4. In patients with depressed EFs and in patients with normal EFs and myocardial disease, if E/A ratio is ≥ 2, LA mean pressure is elevated and grade III diastolic dysfunction is present. DT is usually short in patients with HFrEF and restrictive filling pattern (<160 msec). However, in patients with HFpEF, DT can be normal despite elevated LV filling pressures.

5. In patients with depressed EFs and in patients with normal EFs and myocardial disease, E/A ratio ≤ 0.8 along with a peak E velocity of >50 cm/sec, or an E/A ratio > 0.8 but < 2, additional parameters are needed. These include peak TR velocity, E/e0 ratio and LA maximum volume index. Their cutoff values to conclude elevated LAP are peak velocity of TR jet >2.8 m/sec, average E/e0 ratio>14, and LA maximum volume index > 34 mL/m2. If more than half or all of the variables meet the cutoff values, then LAP is elevated and grade II diastolic dysfunction is present. If only one of three available variables meets the cutoff value, then LAP is normal and grade I diastolic dysfunction is present. In case of 50% discordance or with only one available variable, findings
are inconclusive to estimate LAP.

6. In patients with depressed LVEFs, pulmonary vein S/D ratio may be used if one of the three main parameters is not available. A ratio < 1 is consistent with increased LAP.
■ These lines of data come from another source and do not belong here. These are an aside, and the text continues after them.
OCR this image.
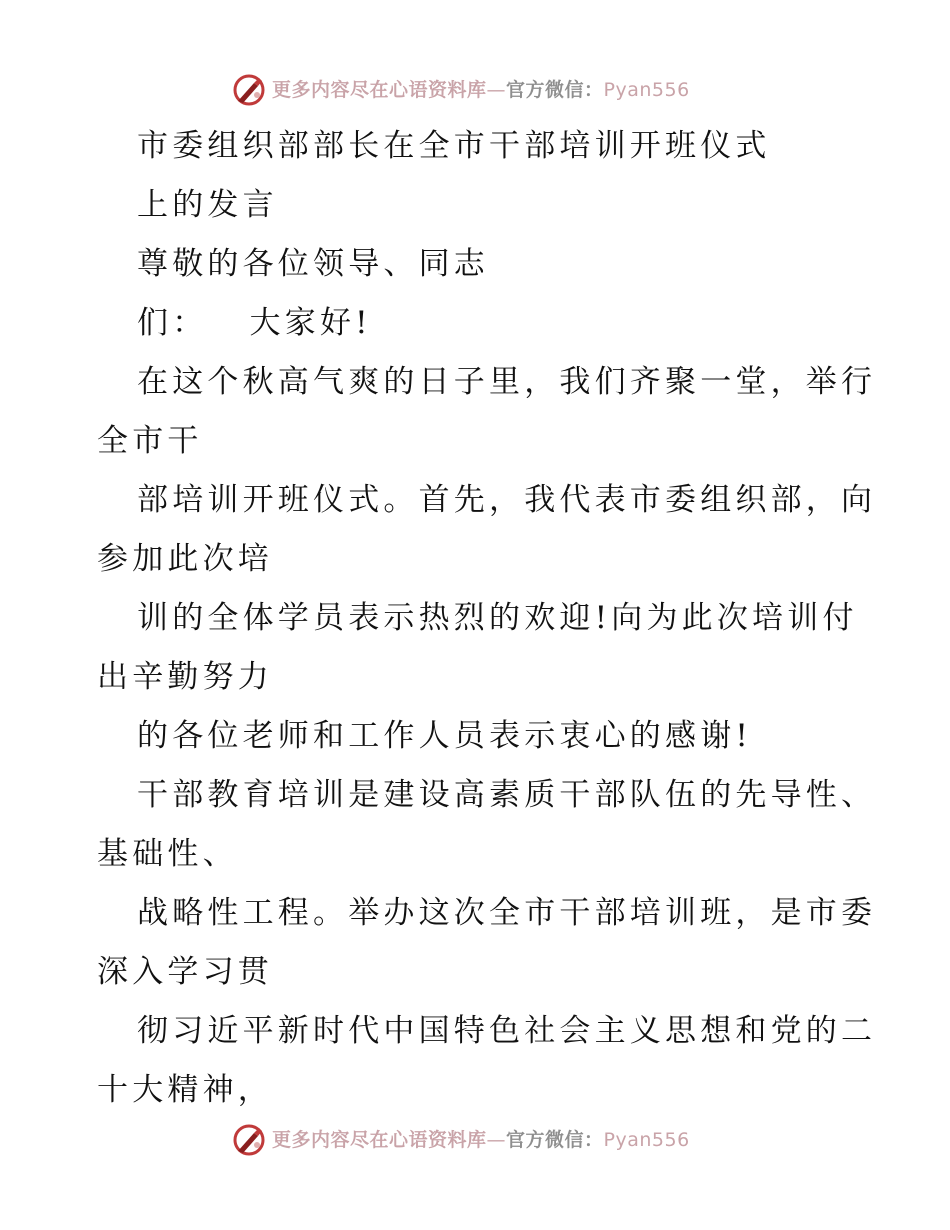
更多内容尽在心语资料库—官方微信：Pyan556
市委组织部部长在全市干部培训开班仪式
上的发言
尊敬的各位领导、同志
们：   大家好!
在这个秋高气爽的日子里，我们齐聚一堂，举行
全市干
部培训开班仪式。首先，我代表市委组织部，向
参加此次培
训的全体学员表示热烈的欢迎!向为此次培训付
出辛勤努力
的各位老师和工作人员表示衷心的感谢!
干部教育培训是建设高素质干部队伍的先导性、
基础性、
战略性工程。举办这次全市干部培训班，是市委
深入学习贯
彻习近平新时代中国特色社会主义思想和党的二
十大精神，
更多内容尽在心语资料库—官方微信：Pyan556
Although several invasive parameters of LV diastolic function such as the time constant of LV relaxation (t) or LV chamber stiffness may be inferred or derived from Doppler echocardiographic findings, the association between invasive and noninvasive parameters is not perfect.

Furthermore to date, there is no specific targeted treatment for these [above] abnormalities that has proved useful in clinical trials.

In comparison, specific comments on the status of LV filling pressures are more helpful to the referring physician in terms of narrowing a differential diagnosis. The conclusion could be one of three options: normal, elevated or cannot be determined (Table 5 shows examples from several laboratories on reporting findings about LV diastolic function). The writing group believes it is important to include this conclusion when feasible, particularly in patients referred with symptoms of dyspnea or diagnosis of ‘‘heart failure.’’

Place Table 5 here?

Furthermore, right heart catheterization may be needed in difficult cases to determine if PCWP is elevated or if there is a discrepancy between right ventricular (RV) and LV filling pressures indicating the presence of pulmonary vascular disease.

Key Points

1. Conclusions on LV diastolic function should be included routinely in reports when feasible, particularly in patients referred with symptoms of dyspnea or diagnosis of heart failure.

2. The report should comment on LV filling pressures and the grade of LV diastolic dysfunction. If available, comparison with previous studies is encouraged to detect and comment on changes in diastolic function grade over time.


The following sections discuss the pathophysiology of disorders with abnormal cardiac structure, valve disease and atrial arrhythmias, which modify the relationship between indices of diastolic function and LV filling pressure (Table 6).

In some of the disorders the algorithm outlined above has significant limitations. PASP estimated from the TR jet, however, is a valid index of LAP in all conditions mentioned, provided there is no evidence of pulmonary vascular or parenchymal disease.

In the absence of AF or atrial flutter, mitral valve disease or heart transplantation, an increased LA volume with a
normal appearing right atrial size is a robust indicator of elevated LAP.

One significant limitation to this [the above] marker is if heart failure therapy has resulted in normalization of pressures with persistent LA dilatation. In this setting, the presence of increased TR velocity > 2.8 m/sec is suggestive of elevated LAP.